Procurada pelo O POVO, a Ambiental Ceará, empresa responsável pelo serviço de esgoto na área urbana de Juazeiro do Norte, informou que o índice apontado pelo ranking não representa em totalidade o serviço prestado no município, já que não considera o número de pessoas que optam por não ligar a casa à rede de esgoto.
Segundo a empresa, a rede de esgoto já instalada no município alcança 41,42% da cidade, mas só 22% já efetivaram a ligação. A Ambiental ainda prevê R$ 130 milhões em investimento no saneamento da cidade até o fim do ano, aumentando a cobertura da rede de esgoto para 46,3%.
Também está prevista a implementação de infraestrutura de esgoto em outros municípios do Estado, possibilitando que 100 mil imóveis tenham o serviço disponível, o equivalente a 235 mil cearenses beneficiados.
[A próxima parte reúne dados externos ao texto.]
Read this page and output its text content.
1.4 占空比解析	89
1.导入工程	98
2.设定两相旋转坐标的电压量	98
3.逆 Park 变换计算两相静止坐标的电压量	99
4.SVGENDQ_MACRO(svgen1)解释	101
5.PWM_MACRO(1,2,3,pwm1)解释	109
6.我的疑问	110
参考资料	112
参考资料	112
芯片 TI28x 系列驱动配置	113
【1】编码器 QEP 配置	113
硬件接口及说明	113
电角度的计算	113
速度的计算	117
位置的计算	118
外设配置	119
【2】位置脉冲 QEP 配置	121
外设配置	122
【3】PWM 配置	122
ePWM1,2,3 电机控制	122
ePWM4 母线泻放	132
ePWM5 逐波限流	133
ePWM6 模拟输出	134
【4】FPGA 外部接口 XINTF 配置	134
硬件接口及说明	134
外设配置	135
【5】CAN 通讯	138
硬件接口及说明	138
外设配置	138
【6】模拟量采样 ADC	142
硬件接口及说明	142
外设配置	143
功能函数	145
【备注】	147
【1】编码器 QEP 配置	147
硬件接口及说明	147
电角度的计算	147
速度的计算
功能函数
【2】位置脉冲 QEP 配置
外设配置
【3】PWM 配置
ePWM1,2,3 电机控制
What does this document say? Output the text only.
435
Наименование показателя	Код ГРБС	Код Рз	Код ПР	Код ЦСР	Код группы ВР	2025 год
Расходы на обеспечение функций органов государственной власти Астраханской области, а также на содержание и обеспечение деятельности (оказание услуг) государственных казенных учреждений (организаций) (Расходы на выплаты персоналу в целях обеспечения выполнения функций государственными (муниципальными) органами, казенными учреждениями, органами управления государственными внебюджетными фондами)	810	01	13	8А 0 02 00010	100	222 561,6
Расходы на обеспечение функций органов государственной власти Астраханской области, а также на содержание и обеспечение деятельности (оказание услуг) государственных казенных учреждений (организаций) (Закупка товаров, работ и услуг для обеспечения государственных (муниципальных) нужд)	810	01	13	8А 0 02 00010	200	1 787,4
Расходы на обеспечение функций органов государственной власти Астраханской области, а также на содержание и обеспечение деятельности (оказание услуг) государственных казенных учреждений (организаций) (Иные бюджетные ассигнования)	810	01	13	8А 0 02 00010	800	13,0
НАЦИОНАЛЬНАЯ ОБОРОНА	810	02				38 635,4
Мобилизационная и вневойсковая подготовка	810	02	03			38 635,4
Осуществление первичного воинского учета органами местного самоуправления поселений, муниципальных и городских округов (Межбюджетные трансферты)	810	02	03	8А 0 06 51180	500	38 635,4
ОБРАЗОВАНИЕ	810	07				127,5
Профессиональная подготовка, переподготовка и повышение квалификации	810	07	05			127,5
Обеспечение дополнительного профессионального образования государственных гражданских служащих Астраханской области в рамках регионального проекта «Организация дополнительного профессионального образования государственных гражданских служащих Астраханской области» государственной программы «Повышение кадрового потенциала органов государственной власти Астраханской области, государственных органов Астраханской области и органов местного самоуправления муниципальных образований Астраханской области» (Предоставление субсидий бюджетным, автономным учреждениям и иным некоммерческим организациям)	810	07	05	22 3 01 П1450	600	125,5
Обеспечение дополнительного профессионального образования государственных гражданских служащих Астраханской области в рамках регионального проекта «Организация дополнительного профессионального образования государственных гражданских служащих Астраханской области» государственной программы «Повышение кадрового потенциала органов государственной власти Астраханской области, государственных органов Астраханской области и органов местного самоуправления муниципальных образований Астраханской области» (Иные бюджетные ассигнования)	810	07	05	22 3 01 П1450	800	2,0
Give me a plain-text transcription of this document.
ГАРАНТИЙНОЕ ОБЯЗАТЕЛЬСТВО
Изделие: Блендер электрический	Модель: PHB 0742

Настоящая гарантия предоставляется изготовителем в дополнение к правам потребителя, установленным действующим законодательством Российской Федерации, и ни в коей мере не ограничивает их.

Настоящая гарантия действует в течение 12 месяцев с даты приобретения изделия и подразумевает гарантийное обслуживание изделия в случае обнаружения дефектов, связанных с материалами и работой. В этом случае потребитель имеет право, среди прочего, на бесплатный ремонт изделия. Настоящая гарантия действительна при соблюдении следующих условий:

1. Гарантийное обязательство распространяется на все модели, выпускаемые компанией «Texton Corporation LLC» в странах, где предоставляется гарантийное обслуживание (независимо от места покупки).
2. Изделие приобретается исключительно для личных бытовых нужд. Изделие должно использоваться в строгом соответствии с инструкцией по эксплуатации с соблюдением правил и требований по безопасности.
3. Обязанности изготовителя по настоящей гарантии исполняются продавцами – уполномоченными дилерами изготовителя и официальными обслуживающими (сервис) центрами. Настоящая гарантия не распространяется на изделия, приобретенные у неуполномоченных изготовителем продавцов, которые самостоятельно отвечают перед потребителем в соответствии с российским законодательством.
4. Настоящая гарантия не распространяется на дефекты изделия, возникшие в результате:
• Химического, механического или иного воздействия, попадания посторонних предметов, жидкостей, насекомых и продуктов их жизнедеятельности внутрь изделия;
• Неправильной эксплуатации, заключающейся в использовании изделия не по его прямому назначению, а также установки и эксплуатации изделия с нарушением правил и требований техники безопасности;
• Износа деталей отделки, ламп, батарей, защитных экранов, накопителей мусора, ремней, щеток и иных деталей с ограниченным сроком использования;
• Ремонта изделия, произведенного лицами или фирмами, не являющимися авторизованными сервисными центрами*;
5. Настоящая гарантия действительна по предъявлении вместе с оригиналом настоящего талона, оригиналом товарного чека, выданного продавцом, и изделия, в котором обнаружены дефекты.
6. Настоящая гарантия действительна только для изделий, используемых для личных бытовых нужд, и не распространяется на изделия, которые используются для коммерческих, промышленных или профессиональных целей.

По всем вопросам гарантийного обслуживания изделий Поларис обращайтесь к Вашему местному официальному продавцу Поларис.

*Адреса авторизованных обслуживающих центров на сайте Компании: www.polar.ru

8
Também questionado, o Sistema Integrado de Saneamento Rural da Bacia do Salgado (Sisar-BSA), atuante na zona rural de Juazeiro, não emitiu resposta.
Também questionada sobre o saneamento básico na cidade, a Prefeitura de Juazeiro do Norte reforçou que os serviços na cidade são prestados pela Cagece em áreas urbanas e Sisar na parte rural da cidade, e que os acompanha, em especial as obras que afetam vias públicas.
"A Prefeitura Municipal, por meio da Secretaria de Infraestrutura (SEINFRA) e da Autarquia de Meio Ambiente (AMAJU), acompanha e realiza o monitoramento dessas ações, principalmente no que diz respeito aos impactos nas vias públicas, licenciamento de obras, fiscalização de intervenções, além do diálogo constante com os prestadores sobre a ampliação e a qualidade dos serviços", disse a gestão, em nota.